Skull has been around since 2011 as Skull & Roses, and even received a 2011 Spiel des Jahres Recommended mention. Brought back in a brand new edition, with brand new artwork and some alternate rules, how does the game stack up, so many years later?

Bluffing, deduction, and push-your-luck all come together to present a light, tense game, that’s all about trying to push your opponents a step too far, while never going overboard yourself.

Gameplay

Each player takes a set of four discs. Three of these show flowers on one side and one shows a skull. You also take a player mat.

Every round, you must choose whether to add a disc to your mat or to challenge. When adding to your mat, you place one of your discs face down on it. When a player challenges, they announce a number of discs they will turn over.

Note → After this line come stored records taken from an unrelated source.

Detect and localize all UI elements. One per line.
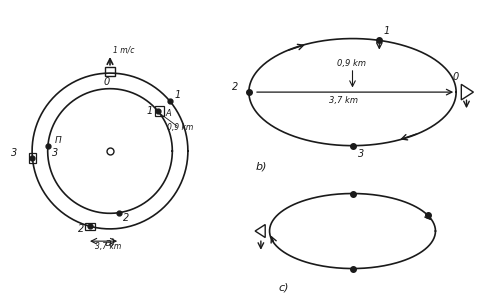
Text: c): c)	[278, 282, 289, 292]
Text: 3: 3	[358, 149, 364, 159]
Text: 2: 2	[232, 82, 238, 92]
Text: 1: 1	[174, 89, 180, 100]
Text: 2: 2	[78, 224, 84, 234]
Bar	[104, 67, 116, 76]
Bar	[155, 106, 164, 116]
Text: 0: 0	[453, 72, 460, 82]
Text: 0,9 km: 0,9 km	[167, 123, 194, 132]
Text: A: A	[166, 109, 172, 118]
Bar	[85, 223, 94, 230]
Text: 3,7 km: 3,7 km	[330, 96, 358, 105]
Text: a): a)	[104, 238, 116, 248]
Polygon shape	[255, 225, 265, 237]
Text: 0,9 km: 0,9 km	[337, 59, 366, 68]
Text: b): b)	[256, 162, 268, 172]
Text: 1: 1	[147, 106, 153, 116]
Text: 3,7 km: 3,7 km	[94, 242, 121, 251]
Text: 3: 3	[52, 148, 58, 158]
Text: 3: 3	[10, 149, 17, 159]
Text: 0: 0	[104, 77, 110, 87]
Polygon shape	[462, 84, 473, 100]
Text: 1 m/c: 1 m/c	[114, 45, 135, 54]
Bar	[29, 153, 36, 162]
Text: 1: 1	[384, 26, 390, 36]
Text: 2: 2	[124, 213, 130, 223]
Text: П: П	[54, 136, 62, 145]
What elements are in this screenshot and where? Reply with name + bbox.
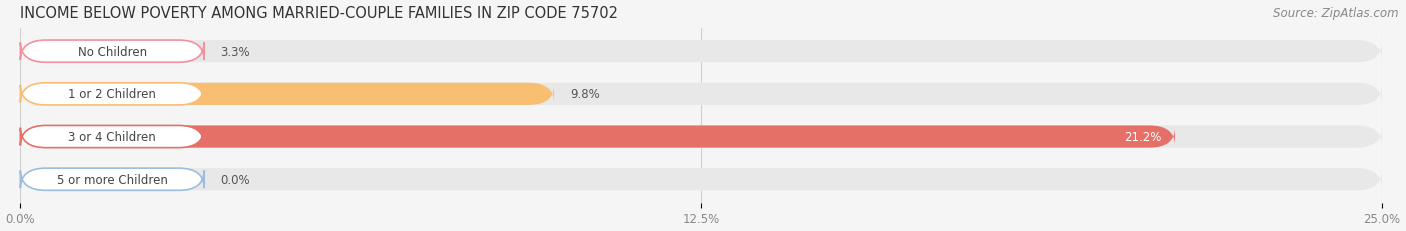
Text: 9.8%: 9.8%: [571, 88, 600, 101]
FancyBboxPatch shape: [20, 126, 1382, 148]
FancyBboxPatch shape: [20, 126, 1175, 148]
FancyBboxPatch shape: [20, 168, 204, 191]
FancyBboxPatch shape: [20, 83, 1382, 106]
Text: No Children: No Children: [77, 46, 146, 58]
FancyBboxPatch shape: [20, 168, 1382, 191]
FancyBboxPatch shape: [20, 168, 59, 191]
Text: 0.0%: 0.0%: [221, 173, 250, 186]
FancyBboxPatch shape: [20, 41, 204, 63]
Text: INCOME BELOW POVERTY AMONG MARRIED-COUPLE FAMILIES IN ZIP CODE 75702: INCOME BELOW POVERTY AMONG MARRIED-COUPL…: [20, 6, 619, 21]
FancyBboxPatch shape: [20, 41, 200, 63]
FancyBboxPatch shape: [20, 126, 204, 148]
Text: 1 or 2 Children: 1 or 2 Children: [69, 88, 156, 101]
Text: 3 or 4 Children: 3 or 4 Children: [69, 131, 156, 143]
FancyBboxPatch shape: [20, 41, 1382, 63]
Text: 21.2%: 21.2%: [1123, 131, 1161, 143]
Text: Source: ZipAtlas.com: Source: ZipAtlas.com: [1274, 7, 1399, 20]
FancyBboxPatch shape: [20, 83, 554, 106]
FancyBboxPatch shape: [20, 83, 204, 106]
Text: 3.3%: 3.3%: [221, 46, 250, 58]
Text: 5 or more Children: 5 or more Children: [56, 173, 167, 186]
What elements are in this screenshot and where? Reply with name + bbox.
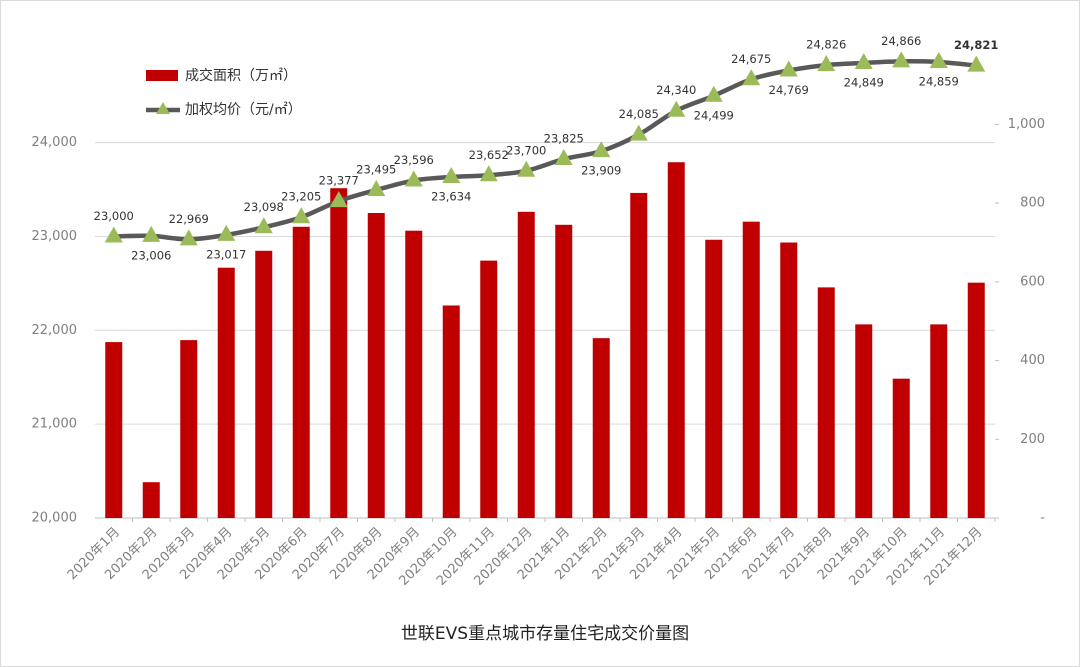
data-label: 24,826 — [806, 38, 846, 52]
data-label: 23,000 — [94, 209, 134, 223]
marker — [292, 207, 311, 224]
marker — [854, 52, 873, 69]
data-label: 24,859 — [919, 75, 959, 89]
data-label: 24,499 — [694, 108, 734, 122]
bar — [892, 378, 910, 518]
bar — [480, 260, 498, 518]
bar — [705, 239, 723, 518]
bar — [592, 338, 610, 518]
data-label: 23,825 — [544, 132, 584, 146]
marker — [554, 149, 573, 166]
y2-tick-label: - — [1040, 511, 1045, 526]
y-tick-label: 24,000 — [32, 135, 78, 150]
data-label: 23,098 — [244, 200, 284, 214]
bar — [817, 287, 835, 518]
bar — [442, 305, 460, 518]
data-label: 22,969 — [169, 212, 209, 226]
marker — [104, 226, 123, 243]
data-label: 24,849 — [844, 75, 884, 89]
legend-swatch — [146, 70, 178, 81]
data-label: 23,017 — [206, 247, 246, 261]
data-label: 24,675 — [731, 52, 771, 66]
data-label: 23,634 — [431, 189, 471, 203]
marker — [817, 55, 836, 72]
marker — [517, 160, 536, 177]
bar — [742, 221, 760, 518]
marker — [142, 225, 161, 242]
bar — [855, 324, 873, 518]
marker — [404, 170, 423, 187]
bar — [105, 342, 123, 518]
marker — [629, 124, 648, 141]
y-tick-label: 21,000 — [32, 417, 78, 432]
data-label: 23,495 — [356, 163, 396, 177]
bar — [255, 250, 273, 518]
data-label: 23,596 — [394, 153, 434, 167]
data-label: 24,821 — [954, 38, 998, 52]
marker — [442, 166, 461, 183]
data-label: 23,700 — [506, 143, 546, 157]
marker — [217, 224, 236, 241]
bar — [217, 267, 235, 518]
data-label: 23,909 — [581, 164, 621, 178]
marker — [704, 85, 723, 102]
marker — [667, 100, 686, 117]
marker — [929, 52, 948, 69]
marker — [892, 51, 911, 68]
bar — [930, 324, 948, 518]
data-label: 23,205 — [281, 190, 321, 204]
data-label: 24,769 — [769, 83, 809, 97]
bar — [367, 213, 385, 518]
legend-label: 成交面积（万㎡） — [185, 67, 297, 84]
bar — [630, 192, 648, 519]
y2-tick-label: 600 — [1020, 274, 1045, 289]
marker — [329, 191, 348, 208]
marker — [479, 165, 498, 182]
legend-label: 加权均价（元/㎡） — [185, 102, 302, 118]
data-label: 23,006 — [131, 248, 171, 262]
chart-title: 世联EVS重点城市存量住宅成交价量图 — [401, 624, 689, 644]
y2-tick-label: 400 — [1020, 353, 1045, 368]
y2-tick-label: 800 — [1020, 196, 1045, 211]
marker — [179, 229, 198, 246]
bar — [667, 162, 685, 519]
marker — [592, 141, 611, 158]
bar — [292, 226, 310, 518]
data-label: 24,085 — [619, 107, 659, 121]
y-tick-label: 23,000 — [32, 229, 78, 244]
data-label: 23,377 — [319, 174, 359, 188]
bar — [405, 230, 423, 519]
bar — [555, 224, 573, 518]
marker — [779, 60, 798, 77]
y2-tick-label: 200 — [1020, 432, 1045, 447]
bar — [180, 340, 198, 518]
y-tick-label: 20,000 — [32, 511, 78, 526]
bar — [967, 282, 985, 518]
bar — [142, 482, 160, 518]
bar — [517, 211, 535, 519]
marker — [367, 180, 386, 197]
marker — [254, 217, 273, 234]
data-label: 23,652 — [469, 148, 509, 162]
y2-tick-label: 1,000 — [1008, 117, 1045, 132]
data-label: 24,866 — [881, 34, 921, 48]
bar — [330, 188, 348, 518]
data-label: 24,340 — [656, 83, 696, 97]
legend-marker — [156, 102, 170, 114]
marker — [742, 69, 761, 86]
bar — [780, 242, 798, 519]
marker — [967, 55, 986, 72]
y-tick-label: 22,000 — [32, 323, 78, 338]
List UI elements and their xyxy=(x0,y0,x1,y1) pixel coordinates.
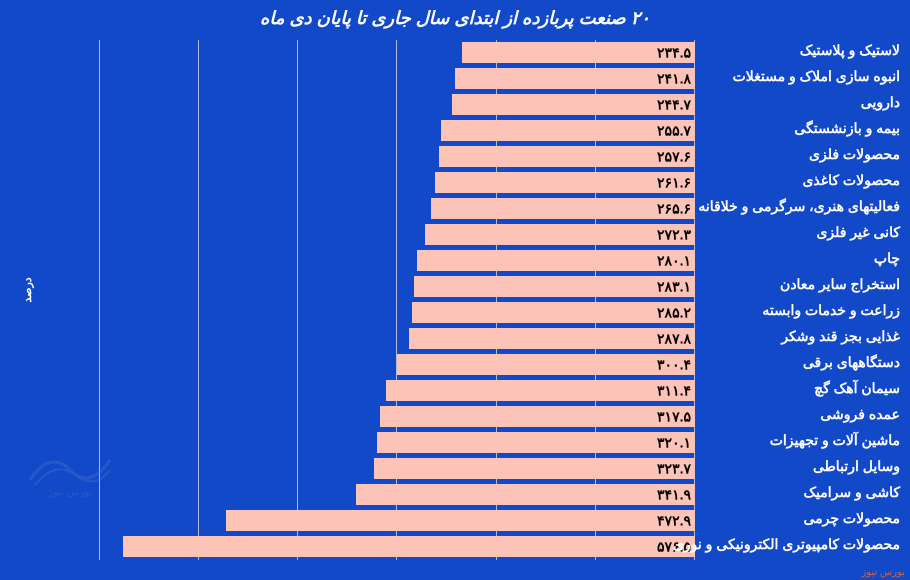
bar: ۲۸۰.۱ xyxy=(417,250,695,271)
bar-value: ۳۴۱.۹ xyxy=(657,486,691,503)
bar-value: ۳۰۰.۴ xyxy=(657,356,691,373)
bar-value: ۳۱۱.۴ xyxy=(657,382,691,399)
bar-row: ۳۲۰.۱ xyxy=(377,430,695,455)
bar-label: سیمان آهک گچ xyxy=(700,380,900,397)
bar-label: استخراج سایر معادن xyxy=(700,276,900,293)
bar: ۳۲۳.۷ xyxy=(374,458,695,479)
bottom-tag: بورس نیوز xyxy=(861,567,905,578)
gridline xyxy=(198,40,199,560)
bar-value: ۳۲۳.۷ xyxy=(657,460,691,477)
chart-title: ۲۰ صنعت پربازده از ابتدای سال جاری تا پا… xyxy=(0,8,910,29)
chart-container: ۲۰ صنعت پربازده از ابتدای سال جاری تا پا… xyxy=(0,0,910,580)
bar-value: ۲۸۰.۱ xyxy=(657,252,691,269)
bar-row: ۲۸۵.۲ xyxy=(412,300,695,325)
bar-label: محصولات فلزی xyxy=(700,146,900,163)
bar: ۳۲۰.۱ xyxy=(377,432,695,453)
bar-value: ۲۸۳.۱ xyxy=(657,278,691,295)
bar-row: ۲۸۷.۸ xyxy=(409,326,695,351)
bar-value: ۲۶۱.۶ xyxy=(657,174,691,191)
bar-label: بیمه و بازنشستگی xyxy=(700,120,900,137)
bar-value: ۳۱۷.۵ xyxy=(657,408,691,425)
bar-row: ۳۰۰.۴ xyxy=(397,352,695,377)
bar: ۳۰۰.۴ xyxy=(397,354,695,375)
bar-label: غذایی بجز قند وشکر xyxy=(700,328,900,345)
bar-value: ۴۷۲.۹ xyxy=(657,512,691,529)
bar-value: ۲۷۲.۳ xyxy=(657,226,691,243)
bar-row: ۳۱۱.۴ xyxy=(386,378,695,403)
gridline xyxy=(297,40,298,560)
bar-row: ۲۶۵.۶ xyxy=(431,196,695,221)
bar: ۳۱۷.۵ xyxy=(380,406,695,427)
bar: ۲۸۵.۲ xyxy=(412,302,695,323)
bar-row: ۳۱۷.۵ xyxy=(380,404,695,429)
bar-row: ۲۸۳.۱ xyxy=(414,274,695,299)
bar-value: ۲۵۵.۷ xyxy=(657,122,691,139)
bar: ۳۴۱.۹ xyxy=(356,484,695,505)
bar: ۲۵۵.۷ xyxy=(441,120,695,141)
bar-row: ۳۴۱.۹ xyxy=(356,482,695,507)
bar-label: لاستیک و پلاستیک xyxy=(700,42,900,59)
bar-value: ۲۸۷.۸ xyxy=(657,330,691,347)
bar-label: دارویی xyxy=(700,94,900,111)
bar: ۵۷۶.۵ xyxy=(123,536,695,557)
bar: ۲۸۷.۸ xyxy=(409,328,695,349)
bar-row: ۴۷۲.۹ xyxy=(226,508,695,533)
bar-label: محصولات کامپیوتری الکترونیکی و نوری xyxy=(700,536,900,553)
bar-value: ۳۲۰.۱ xyxy=(657,434,691,451)
bar-row: ۲۶۱.۶ xyxy=(435,170,695,195)
bar: ۳۱۱.۴ xyxy=(386,380,695,401)
bar: ۲۸۳.۱ xyxy=(414,276,695,297)
bar-row: ۲۵۷.۶ xyxy=(439,144,695,169)
plot-area: ۲۳۴.۵ ۲۴۱.۸ ۲۴۴.۷ ۲۵۵.۷ ۲۵۷.۶ ۲۶۱.۶ ۲۶۵.۶ ۲۷۲.۳… xyxy=(50,40,695,560)
bar-label: محصولات چرمی xyxy=(700,510,900,527)
bar: ۲۶۵.۶ xyxy=(431,198,695,219)
bar-label: چاپ xyxy=(700,250,900,267)
svg-text:بورس نیوز: بورس نیوز xyxy=(47,487,92,498)
bar-label: محصولات کاغذی xyxy=(700,172,900,189)
bar-value: ۲۸۵.۲ xyxy=(657,304,691,321)
bar-value: ۲۴۱.۸ xyxy=(657,70,691,87)
bar-label: ماشین آلات و تجهیزات xyxy=(700,432,900,449)
bar: ۲۴۴.۷ xyxy=(452,94,695,115)
bar-label: دستگاههای برقی xyxy=(700,354,900,371)
bar: ۲۷۲.۳ xyxy=(425,224,695,245)
bar-row: ۲۵۵.۷ xyxy=(441,118,695,143)
bar-label: کانی غیر فلزی xyxy=(700,224,900,241)
bar: ۲۵۷.۶ xyxy=(439,146,695,167)
bar-label: کاشی و سرامیک xyxy=(700,484,900,501)
bar-label: وسایل ارتباطی xyxy=(700,458,900,475)
bar: ۲۴۱.۸ xyxy=(455,68,695,89)
bar-row: ۵۷۶.۵ xyxy=(123,534,695,559)
bar: ۲۳۴.۵ xyxy=(462,42,695,63)
bar-label: زراعت و خدمات وابسته xyxy=(700,302,900,319)
bar-row: ۲۴۱.۸ xyxy=(455,66,695,91)
bar-label: عمده فروشی xyxy=(700,406,900,423)
bar-label: انبوه سازی املاک و مستغلات xyxy=(700,68,900,85)
bar-value: ۲۳۴.۵ xyxy=(657,44,691,61)
watermark-logo: بورس نیوز xyxy=(20,430,120,500)
bar-label: فعالیتهای هنری، سرگرمی و خلاقانه xyxy=(700,198,900,215)
bar-row: ۲۳۴.۵ xyxy=(462,40,695,65)
bar: ۲۶۱.۶ xyxy=(435,172,695,193)
bar-value: ۲۶۵.۶ xyxy=(657,200,691,217)
bar-row: ۲۷۲.۳ xyxy=(425,222,695,247)
labels-area: لاستیک و پلاستیک انبوه سازی املاک و مستغل… xyxy=(700,40,900,560)
bar-row: ۲۸۰.۱ xyxy=(417,248,695,273)
bar-row: ۲۴۴.۷ xyxy=(452,92,695,117)
bar-row: ۳۲۳.۷ xyxy=(374,456,695,481)
y-axis-label: درصد xyxy=(21,277,34,302)
bar-value: ۲۴۴.۷ xyxy=(657,96,691,113)
bar: ۴۷۲.۹ xyxy=(226,510,695,531)
bar-value: ۲۵۷.۶ xyxy=(657,148,691,165)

When turning over discs you always turn them over one at a time, you must always start with all the discs on your own mat, and then may turn over discs from other players’ mats (though you can jump between players when selecting discs).

Once you announce the number of discs you will turn over, each other player may choose to either increase the number (saying that’s how many they will turn over) or pass. Once all players but one have passed, the player who wins the bid turns over the discs. If you ever flip a skull, the challenge fails and you stop immediately, then you discard at random one of your discs (it could be the skull or it could be a flower). If you run out of discs, you are out of the game. If you manage to flip over all the discs you numbered in your bid, you win the challenge. Win two challenges and you win the game.

After the challenge is resolved, a new round begins.

Skull Components

Review

Skull is a very simple bluffing game. There is an elegance in the design that ensures while it’s simple, it is still quite engaging. There is plenty of player interaction, as players attempt to read each other, and try to mislead when bidding during the challenge phase. There’s also a certain element of pushing your luck as you raise the bid and compete with other players for the challenge.

The game’s presentation is lovely. The art style is bold and colorful, the cardboard discs are sturdy, and the game itself takes up minimal room. You could easily play it at a restaurant or somewhere with limited space.

It can play up to six and the rules suggest combining two boxes to make it playable with even more people, but the sweet spot is really around the four player mark. Any more than that, and the game length is simply too unpredictable and the game can end up wearing out its welcome. Couple that with the fact there is player elimination, and it’s better to play with a smaller group.

Skull is exceptionally easy to teach, is good for parties, or when you want something light to play. It doesn’t have a lot of bells and whistles, but it is delightful. If you enjoy a good bluff, check it out.

Pros: Good art and presentation, light, simple, good bluffing

Cons: Too many players can make the game time too long, player elimination

Disclosure: we received a complimentary review copy of this game.